A prefeitura de Milão ativou o Centro de Coordenação de Resgate (CCS), a fim de monitorar quaisquer problemas críticos e cuidar do controle da rede rodoviária
“As intensas chuvas que se interessaram pela Lombardia de ontem – com picos de mais de 200 mm em 12 horas entre Monza e Brianza, Como e Milão – estão colocando nossa região à prova e, em particular, o nó hidráulico milanês”. O conselheiro do território da região da Lombardia escreve em uma nota Gianluca Comazzi, Ao sublinhar que “apesar do escopo extremo das chuvas, os trabalhos hidráulicos regionais estão reduzindo as inundações, limitando os danos a territórios e pessoas; no entanto, é necessário para a prudência porque a situação é crítica. Atualmente, eles estão em operação: todas as áreas galeniais nas municípios da área de vertemato com minamento, carimato e canto; em Senago (50 mil MC um e 450 mil MC, o outro, para um total de 500 mil metros cúbicos);
#Bad clima #Lombardiamais de 70 intervenções de #vigilidelfuoco Nas províncias de Como, Monza e Varese. Principais questões críticas: deslizamentos de terra no SP EX SS 583 entre como B -Bi (vídeo) e no SS344 em Brusimpiano (VA), inundando em Lavena Ponte Tresa.

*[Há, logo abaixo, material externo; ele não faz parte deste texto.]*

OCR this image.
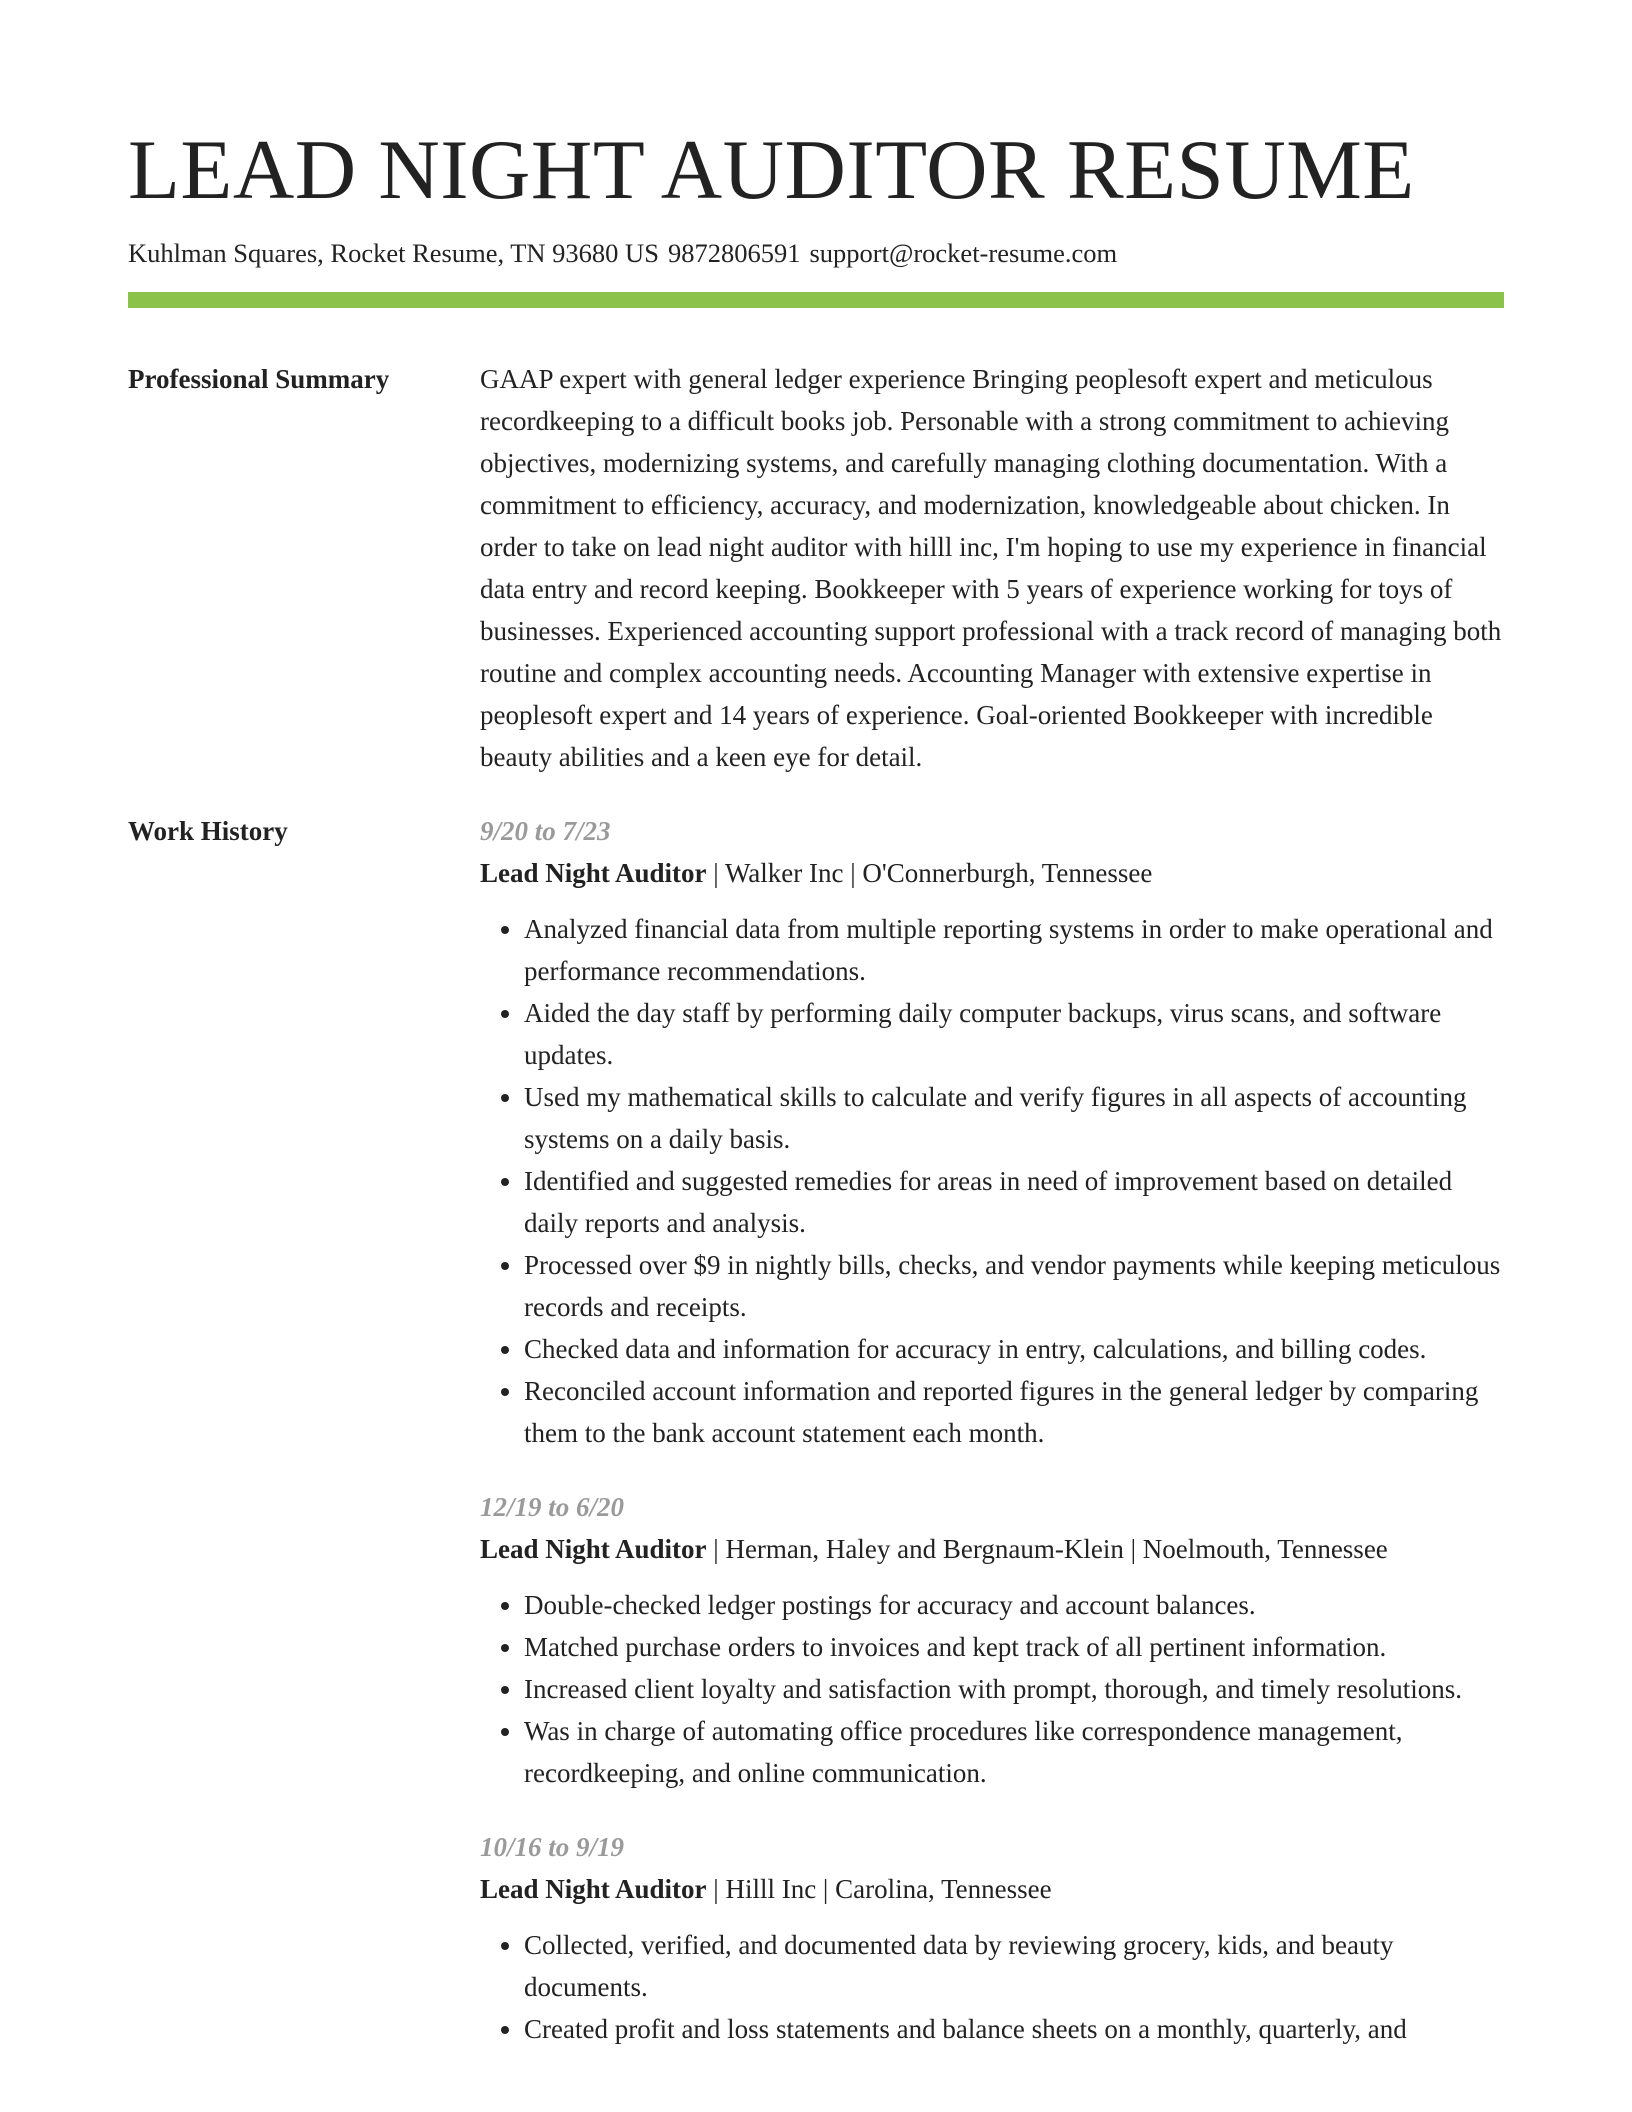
LEAD NIGHT AUDITOR RESUME
Kuhlman Squares, Rocket Resume, TN 93680 US 9872806591 support@rocket-resume.com
Professional Summary	GAAP expert with general ledger experience Bringing peoplesoft expert and meticulous recordkeeping to a difficult books job. Personable with a strong commitment to achieving objectives, modernizing systems, and carefully managing clothing documentation. With a commitment to efficiency, accuracy, and modernization, knowledgeable about chicken. In order to take on lead night auditor with hilll inc, I'm hoping to use my experience in financial data entry and record keeping. Bookkeeper with 5 years of experience working for toys of businesses. Experienced accounting support professional with a track record of managing both routine and complex accounting needs. Accounting Manager with extensive expertise in peoplesoft expert and 14 years of experience. Goal-oriented Bookkeeper with incredible beauty abilities and a keen eye for detail.
Work History	9/20 to 7/23
Lead Night Auditor | Walker Inc | O'Connerburgh, Tennessee
• Analyzed financial data from multiple reporting systems in order to make operational and performance recommendations.
• Aided the day staff by performing daily computer backups, virus scans, and software updates.
• Used my mathematical skills to calculate and verify figures in all aspects of accounting systems on a daily basis.
• Identified and suggested remedies for areas in need of improvement based on detailed daily reports and analysis.
• Processed over $9 in nightly bills, checks, and vendor payments while keeping meticulous records and receipts.
• Checked data and information for accuracy in entry, calculations, and billing codes.
• Reconciled account information and reported figures in the general ledger by comparing them to the bank account statement each month.
12/19 to 6/20
Lead Night Auditor | Herman, Haley and Bergnaum-Klein | Noelmouth, Tennessee
• Double-checked ledger postings for accuracy and account balances.
• Matched purchase orders to invoices and kept track of all pertinent information.
• Increased client loyalty and satisfaction with prompt, thorough, and timely resolutions.
• Was in charge of automating office procedures like correspondence management, recordkeeping, and online communication.
10/16 to 9/19
Lead Night Auditor | Hilll Inc | Carolina, Tennessee
• Collected, verified, and documented data by reviewing grocery, kids, and beauty documents.
• Created profit and loss statements and balance sheets on a monthly, quarterly, and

Resgate motorista na passagem subterrânea … pic.twitter.com/zo4ql9Uozl
– Bombeiros (@VigilidElFuoco) 22 de setembro de 2025
Quanto ao Seveso, é relatado o transbordamento do tanque BRESSO, causado pela quebra da lavagem de entrada após o impacto com um tronco grande e pelo colapso do aterro em Paderno Dugnano. Na área de Niguarda, o nível hidrométrico de 3 metros foi atingido com a regurgitação dos tumbações, graças à saturação da rede urbana. “Esses trabalhos – sublinhados comazzi são o resultado de um trabalho constante e investimentos significativos da região da Lombardia para garantir territórios e pessoas. Sem áreas galeniais, tanques e escultores, hoje os danos teriam sido muito mais graves. As inundações que ocorreram em algumas áreas de milão – acrescentam – não são apenas uma conseqüência de pavios excepcionais, mas também de um escalão de milão – não é uma das negras que se esgotariam. instabilidade hidrogeológica.
Em Cesano Maderno, o prefeito de Milão disse, Giuseppe Sala, A água “tinha três metros e meio, agora são 2,70 metros, por isso ainda é extremamente crítico. Acho que eles ainda levarão algumas horas”. “Nosso tanque de Bresse – ele continuou – foi ativado esta manhã cedo, de modo que o de Senago, mas até que o tanque florestal também seja complexo. Agora, por alguns anos, não tivemos grandes danos, mas a chuva de hoje é comparável ao que está lá em 2014, que me diz muito, que me diz que, por meio de uma situação, que me diz que, em 2014, disse que, em 2014, me diz que, por meio de uma face de uma situação.
Desde hoje, os bombeiros de Milão estão envolvidos em centenas de intervenções em todo o território metropolitano, entre inundações, instabilidade estrutural e apoio a evacuações, especialmente na área norte da cidade. Por esse motivo, a prefeitura do Milão ativou o Centro de Coordenação de Resgate (CCS), a fim de monitorar quaisquer problemas críticos e cuidar do controle da rede rodoviária com referência particular aos relatórios recebidos das administrações locais mais interessadas, garantindo a circularidade completa das informações e a ativação oportuna das intervenções de resgate.